Gilmar Cardoso (advogado e poeta) - Campo Mourão
Judiciário cala a arrogância
No interrogatório sobre o sítio de Atibaia (14/11), Lula foi surpreendido pela condução do ato processual, sob a responsabilidade da juíza substituta, Gabriela Hardt. Foi severamente repreendido ao tentar interrogá-la sobre a propriedade do sítio. A juíza salientou em tom firme e definitivo, que ela conduziria o ato processual, e ele responderia os questionamentos, quando indagado. Basicamente, como em outros depoimentos, Lula tentou justificar a sua inocência, alegando fundamentalmente que, "não sabia de nada", ou "foi a Marisa". O ponto relevante do ato processual, sem dúvida, foi a impressionante capacidade, competência, coragem e postura profissional da magistrada, dra. Gabriela Hardt, que, seguindo exatamente o que determina a legislação processual penal, calou a arrogância.

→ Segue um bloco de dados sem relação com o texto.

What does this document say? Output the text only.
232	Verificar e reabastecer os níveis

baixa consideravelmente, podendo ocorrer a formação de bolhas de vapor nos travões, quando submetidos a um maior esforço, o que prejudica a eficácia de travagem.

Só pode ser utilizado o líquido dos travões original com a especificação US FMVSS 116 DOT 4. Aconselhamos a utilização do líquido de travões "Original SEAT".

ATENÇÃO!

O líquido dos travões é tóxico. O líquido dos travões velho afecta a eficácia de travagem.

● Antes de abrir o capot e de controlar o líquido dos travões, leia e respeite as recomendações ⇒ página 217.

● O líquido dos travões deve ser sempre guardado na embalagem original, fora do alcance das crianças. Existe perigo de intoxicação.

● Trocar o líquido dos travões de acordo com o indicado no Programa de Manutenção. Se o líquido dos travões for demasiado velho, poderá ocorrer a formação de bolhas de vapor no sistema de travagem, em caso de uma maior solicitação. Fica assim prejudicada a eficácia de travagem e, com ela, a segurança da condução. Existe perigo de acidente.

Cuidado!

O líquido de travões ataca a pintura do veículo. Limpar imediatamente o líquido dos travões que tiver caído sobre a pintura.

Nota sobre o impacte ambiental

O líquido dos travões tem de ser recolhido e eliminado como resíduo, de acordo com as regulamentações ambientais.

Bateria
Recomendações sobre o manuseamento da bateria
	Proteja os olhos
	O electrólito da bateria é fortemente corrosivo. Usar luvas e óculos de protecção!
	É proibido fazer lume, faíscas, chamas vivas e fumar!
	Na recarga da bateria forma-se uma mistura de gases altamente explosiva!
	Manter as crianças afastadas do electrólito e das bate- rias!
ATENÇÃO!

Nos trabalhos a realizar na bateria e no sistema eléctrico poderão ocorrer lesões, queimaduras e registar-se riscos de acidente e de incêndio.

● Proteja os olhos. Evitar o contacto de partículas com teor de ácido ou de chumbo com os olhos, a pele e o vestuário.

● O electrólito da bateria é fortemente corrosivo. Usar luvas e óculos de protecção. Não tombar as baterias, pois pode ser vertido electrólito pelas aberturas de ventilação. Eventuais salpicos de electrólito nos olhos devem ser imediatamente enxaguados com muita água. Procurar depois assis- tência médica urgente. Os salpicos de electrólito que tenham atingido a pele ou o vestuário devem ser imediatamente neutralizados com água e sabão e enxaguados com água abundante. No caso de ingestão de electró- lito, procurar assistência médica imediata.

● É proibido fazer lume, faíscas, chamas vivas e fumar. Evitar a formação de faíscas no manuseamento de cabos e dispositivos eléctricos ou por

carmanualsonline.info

Roberto Delalibera (advogado) - Londrina
Reconfortante contraste
Uma aula de racionalidade e conhecimento a coluna A Cidade Futura - Contas a pagar (15/11/18), do brilhante sociólogo e professor Marco A. Rossi, principalmente aos que querem entender melhor algumas esdrúxulas escolhas em nosso País. Seu texto representa um delicioso e reconfortante contraste em relação a alguns colunistas que, limitados por suas intolerâncias, enxergam comunismo até num prato de salada de beterrabas, ou que se prestam a informações tendenciosas, descaradamente parciais e sem nenhum objetivo construtivo ou explicações racionais e inteligíveis para as reais e centenárias injustiças sociais do País. Obrigado, professor!